Ask any lawyer when they realized what they wanted to do with their life, and chances are they’ll point to a hyperspecific moment in their past—a moment when their interest in the law developed into a full-blown passion.
For Jennifer Galiette, senior counsel at Eversource Energy, that moment arrived when she was a sophomore at Yale University. She was a psychology major and had enrolled in a course called Computers and the Law as an elective.
“This was in the early 2000s, when the internet was still this newly developing realm,” Galiette remembers. “After the professor—who was a practicing attorney—gave us a foundation of legal elements, we discussed how we could take these concepts and apply them to cyberspace. In what way should an online issue be analogized to the real world and in what ways was it different? I found the course extremely fascinating.”
After taking two additional Computers and the Law seminars taught by the same professor, Galiette decided to pursue law school after graduating from Yale—and she never looked back.
Today at Eversource—a Fortune 500 company and the largest energy delivery system in New England—Galiette’s role as senior counsel encompasses an expansive scope of legal responsibilities, from representing the company at proceedings before state regulators to counseling business clients within the organization on day-to-day legal matters and strategy. None of this has slowed down during the COVID-19 pandemic—the main difference being that hearings now take place over Zoom rather than in person in a hearing room.
In addition to her legal work, one of the initiatives Galiette is proudest of at Eversource is the summer internship program. Each year, the company hires two law students from diverse backgrounds who then spend half of the season working in the legal department at Eversource. For the other half of the season, the law students work for a large law firm in the Connecticut area with whom Eversource partners on this program—thus allowing the students to gain broad exposure to what it’s like to work both in-house and in a private-practice environment.
Obviously, the 2020 incarnation of the internship program looked a little different. After much discussion, Eversource decided to move forward with the program, and Galiette was responsible for pivoting it and ensuring it could function while completely virtual.
“I think we still provided a very valuable experience for our two summer interns, even though they didn’t get to be in the office,” she says. “We made an effort to schedule and invite them to more virtual meetings so that they could meet and talk to the other attorneys face-to-face. I also encouraged the other attorneys to bring them along to virtual meetings and hearings, in addition to including them in prep sessions.”
To keep the interns further connected, Galiette planned and invited them to virtual happy hours, coffee talks, and other events. While she knows nothing will ever fully replicate the experience of having lunch with colleagues in person, she wanted to make sure there was engagement that went beyond the interns’ daily tasks.
Part of why Galiette is so thrilled with Eversource’s decision to keep the summer internship program going when many other companies and law firms were cancelling them is because a summer program played a key role in her own legal career.
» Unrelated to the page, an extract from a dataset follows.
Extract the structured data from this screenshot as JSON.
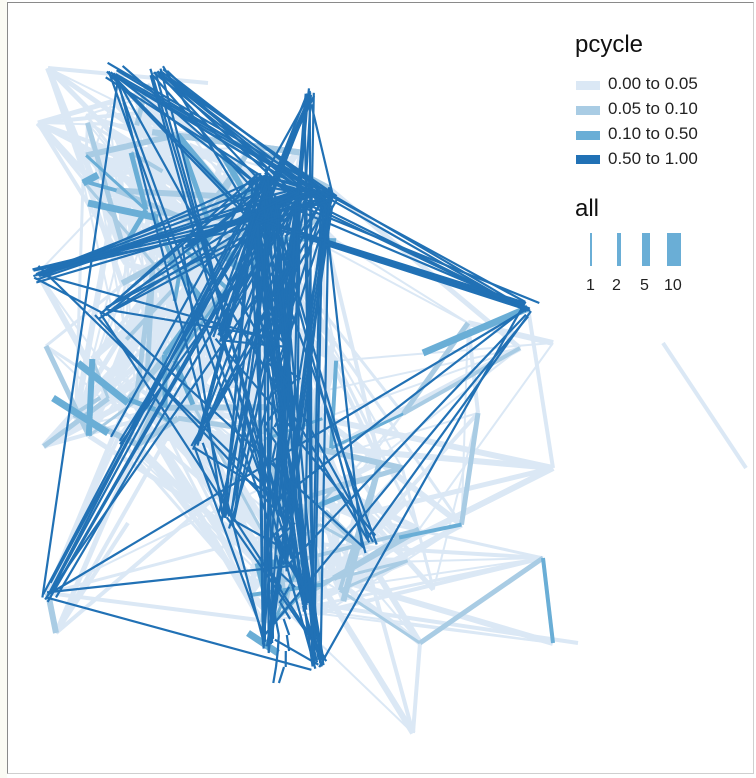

While she was enrolled at the UConn School of Law, she spent two summers at Day Pitney as a summer associate. It was there that she got introduced to the energy industry: she had the opportunity to work on projects with Day Pitney’s Energy & Utility Practice Group during each of her summers with the firm.
“We’re establishing relationships very early on with highly talented, diverse law students who will hopefully go on to become highly talented, diverse attorneys.”
The summer associate program did more than set Galiette on the path to her current field; it eventually led her to a full-time job as an attorney with Day Pitney’s Energy and Utility Practice Group. “After the summer program, when you receive an offer to join the firm full-time following law school, the firm would give you a list of all their practice groups and ask you to rank them,” Galiette recalls. “They would look at the rankings and what groups needed a new first-year associate starting in the fall. Then they would make the highest possible match. Based on my experiences during the summer associate program, I ranked the energy and utility group very highly. I learned everything that I know about the industry from the attorneys who I got to work with on the ground.”
Over the course of her nine years with the firm, she became increasingly focused on regulatory matters—the type of matters that comprise the bulk of her work today at Eversource.
As of April 2021, Galiette and the legal department are moving full steam ahead with 2021’s summer diversity interns. Even if it’s looking like the internship will once again be virtual, she is confident it will be an invaluable experience for the interns and Eversource.
“I see it as a pipeline program,” Galiette says. “We’re establishing relationships very early on with highly talented, diverse law students who will hopefully go on to become highly talented, diverse attorneys. I was glad we didn’t have to miss a year of doing that.”
After all, one summer could make all the difference for someone’s career.